Authors

Discussion

Cryptosporidium parvum is a protozoan parasite that infects a wide range of animals and humans typically causing a diarrhoeal disease, which can lead to death especially in immunocompromised individuals.  The robust nature of Cryptosporidium oocysts enables the parasite to be transmitted through multiple routes from diverse hosts. Thus, in order to assess risks of infection, investigate outbreaks, and apply appropriate interventions, tracking sources of contamination and routes of transmission is of paramount importance. In the absence of a multilocus genotyping scheme, subtyping C. parvum isolates has been mainly restricted to the DNA sequence analysis of a gene encoding a 60 KDa glycoprotein (gp60). Although this marker provides some discrimination and inference of linkage to point source contamination, the recombinant nature of this parasite observed both experimentally and in nature demands a multilocus-based method for more accurate discrimination. Whole genome sequencing would provide the ultimate determination of variation, but for Cryptosporidium it is a time consuming and expensive approach to be implemented routinely in clinical laboratories and for inter-laboratory surveillance. It has been shown that multilocus genotyping based on genetic loci containing a variable number of tandem repeats, can enable rapid characterization of outbreak isolates and infer linkage. 

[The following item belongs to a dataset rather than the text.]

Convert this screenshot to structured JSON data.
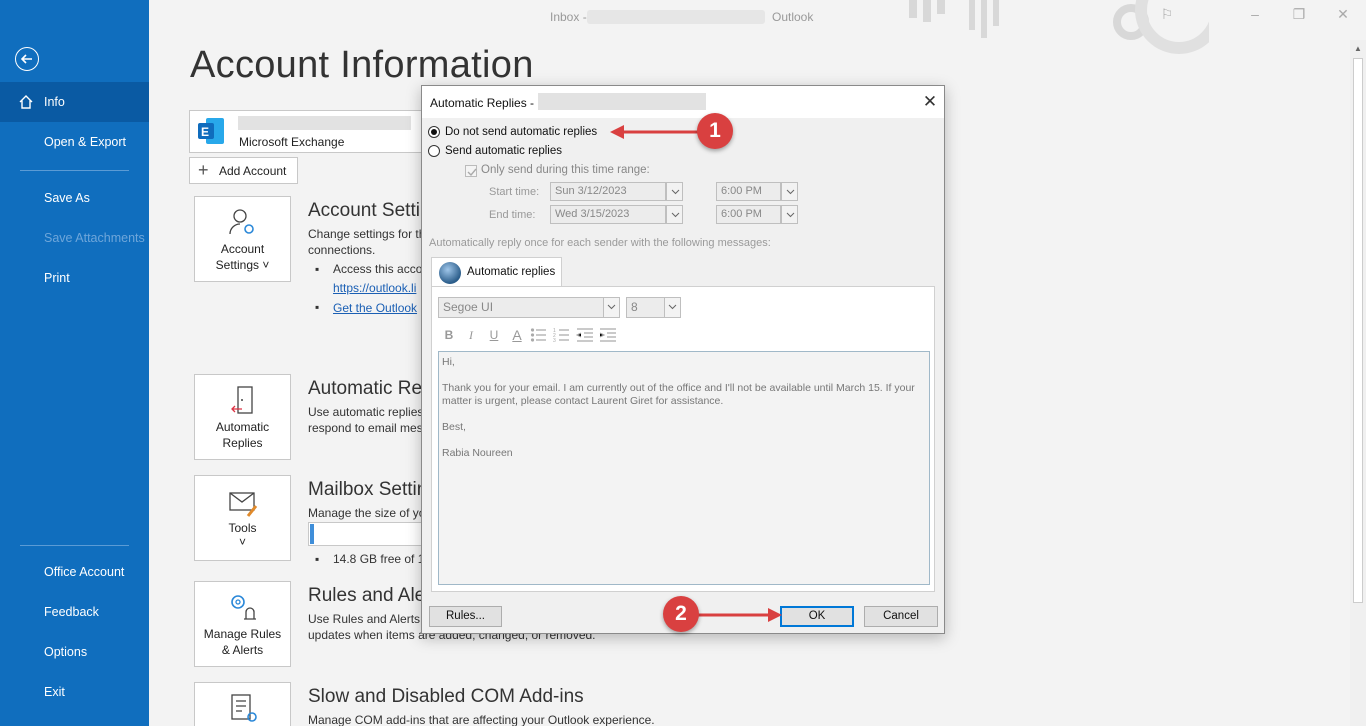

During an expert workshop on Cryptosporidium genotyping hosted by the Robert Koch Institute, Berlin, 2016, the criteria to develop a harmonised approach to intra-species differentiation in Cryptosporidium were established. Based on these criteria we interrogated the C. parvum Iowa II reference genome with Tandem Repeat Finder software in order to identify variable number tandem repeats loci (VNTR) suitable for fragment sizing by most fragment sizing platforms: VNTR loci containing repeats ≥ 6 bp in tandem and providing an amplicon size < 300 bp including 50bp flanking the repeat region at both sides for the location of primers. Twenty eight markers were identified initially (Tandem Repeats Finder, New York) and subsequently showed multiple alleles in seven of our own C. parvum genomes. From these, seven markers were selected for in vitro evaluation based on their higher variability. PCR primers were designed and fragment sizes estimated for 20 C. parvum samples using a QIAxcel Advanced (Qiagen) machine, run under optimised conditions, and compared with sequencing. Estimated fragment sizes were confirmed in most samples. When repeatability and reproducibility was investigated using triplicate PCR reactions of four samples on two occasions, discrepancies were observed in a small number of reactions but were resolved readily. However,  when applied to a larger validation panel of 268 C. parvum samples representing spatio-temporal variation, outbreaks and sporadic infections of humans and animals, 5% PCR reactions were not detectable, and a further 5% provided inconsistent and unresolvable ambiguous sizes especially in the 6 bp repeat markers; consequently, MLGs could not be assigned to 48 % samples. To improve accuracy and reliability, the validation panel is under re-evaluation using labelled primers for fragment sizing on a different platform (3500 Genetic Analyzer, Applied Biosystems^TM), using multiplexed PCRs for an economic approach. This should enable full-scale validation according to internationally accepted methods for evaluation of microbial typing schemes: typability, discriminatory power, epidemiological concordance and efficiency, and the results will be presented at the conference.